My dad arrived late, chain-smoked Marlboro lights, and watched the West Hollywood types parade by, closing his eyes and shaking his head.
“The fuck do you like living here?” he asked.
“These people don’t care what you think about them.”
The barista, a guy with a mop of brown hair, a holey white shirt and black jeans with a wallet chain hanging from the back pocket, started bussing the table next to us. He glanced at me. I held his gaze longer than my dad would have liked. The barista blushed and brushed his hair out of his eyes.
“I always knew there was something strange about you,” my dad said.
“Okay?”
“That old man on the slide knew.”
“Knew what?”
“Freaks like that can tell when there’s something off about a kid,” he said. “You weren’t even scared. You were like a lamb going for the slaughter.”
It seemed unimportant to argue since I wasn’t sure I could disagree.
“Do you need any money?” he asked after a long silence.
“Sure,” I said.
He handed me a few hundreds and stubbed out his cigarette.
“Okay, kiddo,” he said. “I gotta go. I don’t know when I’ll see you again.”
“Yeah?” I said. “Well, what does it matter?”

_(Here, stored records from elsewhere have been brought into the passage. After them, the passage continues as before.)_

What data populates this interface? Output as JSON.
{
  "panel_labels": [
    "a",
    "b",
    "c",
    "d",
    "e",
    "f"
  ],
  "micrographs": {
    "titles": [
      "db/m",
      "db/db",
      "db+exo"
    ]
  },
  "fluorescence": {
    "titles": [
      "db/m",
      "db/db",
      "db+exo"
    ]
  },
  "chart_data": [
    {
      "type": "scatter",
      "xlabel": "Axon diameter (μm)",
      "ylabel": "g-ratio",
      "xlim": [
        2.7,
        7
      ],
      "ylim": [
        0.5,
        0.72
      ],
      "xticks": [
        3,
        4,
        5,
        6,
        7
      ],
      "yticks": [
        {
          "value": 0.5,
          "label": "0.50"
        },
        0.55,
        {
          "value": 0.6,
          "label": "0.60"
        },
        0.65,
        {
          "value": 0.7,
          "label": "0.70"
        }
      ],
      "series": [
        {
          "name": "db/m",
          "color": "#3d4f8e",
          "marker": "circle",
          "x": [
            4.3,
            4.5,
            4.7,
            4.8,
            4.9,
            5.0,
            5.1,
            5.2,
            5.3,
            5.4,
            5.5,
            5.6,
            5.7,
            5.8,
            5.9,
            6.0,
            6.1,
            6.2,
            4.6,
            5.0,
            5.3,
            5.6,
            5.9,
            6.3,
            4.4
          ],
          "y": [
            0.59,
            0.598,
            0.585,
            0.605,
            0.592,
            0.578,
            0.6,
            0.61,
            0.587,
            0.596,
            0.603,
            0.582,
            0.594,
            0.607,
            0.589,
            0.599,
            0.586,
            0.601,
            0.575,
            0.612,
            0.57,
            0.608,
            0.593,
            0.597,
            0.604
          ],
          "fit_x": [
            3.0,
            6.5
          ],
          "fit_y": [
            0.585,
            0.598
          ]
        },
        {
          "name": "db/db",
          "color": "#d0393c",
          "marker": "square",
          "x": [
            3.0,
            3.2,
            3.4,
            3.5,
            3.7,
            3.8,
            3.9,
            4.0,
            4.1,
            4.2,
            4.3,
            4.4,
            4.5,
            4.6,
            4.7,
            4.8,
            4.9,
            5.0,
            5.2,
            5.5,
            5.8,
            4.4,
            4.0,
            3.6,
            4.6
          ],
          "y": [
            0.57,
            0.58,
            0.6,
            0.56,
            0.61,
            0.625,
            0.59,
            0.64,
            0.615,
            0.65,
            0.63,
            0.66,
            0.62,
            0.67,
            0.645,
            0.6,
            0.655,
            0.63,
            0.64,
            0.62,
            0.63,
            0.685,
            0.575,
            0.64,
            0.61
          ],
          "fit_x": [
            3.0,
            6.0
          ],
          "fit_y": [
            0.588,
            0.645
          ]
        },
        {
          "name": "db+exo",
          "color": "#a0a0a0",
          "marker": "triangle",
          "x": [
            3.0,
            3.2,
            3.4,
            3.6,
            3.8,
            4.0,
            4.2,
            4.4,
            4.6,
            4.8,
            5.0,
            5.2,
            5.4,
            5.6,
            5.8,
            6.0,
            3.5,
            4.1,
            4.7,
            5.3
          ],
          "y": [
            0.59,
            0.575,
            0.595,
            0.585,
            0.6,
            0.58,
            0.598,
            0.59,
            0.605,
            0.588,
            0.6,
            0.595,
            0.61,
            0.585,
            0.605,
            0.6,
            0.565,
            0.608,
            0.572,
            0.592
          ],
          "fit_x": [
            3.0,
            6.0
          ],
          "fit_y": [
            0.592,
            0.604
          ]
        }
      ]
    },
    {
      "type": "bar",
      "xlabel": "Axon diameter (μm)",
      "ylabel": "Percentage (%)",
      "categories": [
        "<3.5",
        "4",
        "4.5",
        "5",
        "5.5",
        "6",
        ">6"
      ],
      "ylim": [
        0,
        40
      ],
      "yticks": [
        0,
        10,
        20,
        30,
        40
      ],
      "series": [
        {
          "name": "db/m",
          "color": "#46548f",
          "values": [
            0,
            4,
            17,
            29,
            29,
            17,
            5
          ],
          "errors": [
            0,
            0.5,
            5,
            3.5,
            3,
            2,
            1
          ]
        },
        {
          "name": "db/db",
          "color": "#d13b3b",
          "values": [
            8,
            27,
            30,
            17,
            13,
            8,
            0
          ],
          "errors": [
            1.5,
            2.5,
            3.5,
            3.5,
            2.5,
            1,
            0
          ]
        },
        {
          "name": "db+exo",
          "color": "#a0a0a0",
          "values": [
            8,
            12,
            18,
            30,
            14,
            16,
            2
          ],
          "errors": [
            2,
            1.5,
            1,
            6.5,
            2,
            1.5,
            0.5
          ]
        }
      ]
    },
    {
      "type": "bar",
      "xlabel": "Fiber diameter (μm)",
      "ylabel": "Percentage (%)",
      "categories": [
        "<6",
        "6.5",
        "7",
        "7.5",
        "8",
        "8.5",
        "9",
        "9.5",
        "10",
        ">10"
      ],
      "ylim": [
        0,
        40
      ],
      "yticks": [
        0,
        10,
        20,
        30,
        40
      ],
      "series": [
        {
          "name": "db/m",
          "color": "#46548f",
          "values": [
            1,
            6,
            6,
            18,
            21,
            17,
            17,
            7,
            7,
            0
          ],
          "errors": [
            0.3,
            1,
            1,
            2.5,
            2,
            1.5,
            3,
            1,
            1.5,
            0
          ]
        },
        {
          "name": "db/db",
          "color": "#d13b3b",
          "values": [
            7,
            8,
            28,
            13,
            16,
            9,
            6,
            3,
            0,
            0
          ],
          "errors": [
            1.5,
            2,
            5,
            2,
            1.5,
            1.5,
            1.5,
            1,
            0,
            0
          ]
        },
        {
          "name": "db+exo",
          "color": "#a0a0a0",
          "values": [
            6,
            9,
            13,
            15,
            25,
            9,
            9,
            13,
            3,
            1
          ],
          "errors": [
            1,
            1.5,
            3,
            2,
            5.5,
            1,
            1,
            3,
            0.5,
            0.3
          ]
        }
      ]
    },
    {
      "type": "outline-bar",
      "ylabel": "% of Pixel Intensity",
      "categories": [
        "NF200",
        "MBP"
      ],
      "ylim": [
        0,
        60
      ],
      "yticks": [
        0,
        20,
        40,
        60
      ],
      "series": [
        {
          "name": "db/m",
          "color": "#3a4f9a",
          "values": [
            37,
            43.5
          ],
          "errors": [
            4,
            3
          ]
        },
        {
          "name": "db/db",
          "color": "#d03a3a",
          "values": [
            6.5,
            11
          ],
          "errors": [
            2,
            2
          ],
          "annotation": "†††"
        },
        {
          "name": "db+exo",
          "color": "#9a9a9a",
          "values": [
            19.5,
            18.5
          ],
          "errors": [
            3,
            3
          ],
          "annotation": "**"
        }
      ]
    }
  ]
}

I watched him walk for blocks and blocks and finally disappear down a side street so far away he resembled a pixelated dot sliding off the edge of a screen. He’d made a point to park outside the boundaries of West Hollywood.
I introduced Blair to my dad years later. His eyes lit up as she bounded over like a dainty deer.
“And who is this?”
“I’m Blair,” she glanced at me, “Tell me Josh has told you about me.”
My dad hugged her for longer than seemed decent.
“There are a lot of things Josh doesn’t tell me.”
He gave a fine speech at our wedding. With a whiskey buzz and sweat beading on his forehead, he held up the mic.
“I’m proud that my son finally realized life is about choices,” he said. “Everything is a choice, not an impulse. Josh, you’ve made me proud today.”
--
I can think of no reason to free the fox. The thought terrifies me, like losing something precious I never knew I needed.
I tried the TV, but there’s no connection. Snow fuzzies on it.
The window and the fox provide all I need.
It’s a waiting game now. For me and the fox, but I alone shall be released.
When the snow ends and a path melts, I will find a way off this mountain. Into town to rent a car and drive for warmer weather. I will drive until I discover a comfort no fire can offer. Far from these painted trees and laughing mountains. To some place where I can stop pretending, or at the very least start to forget.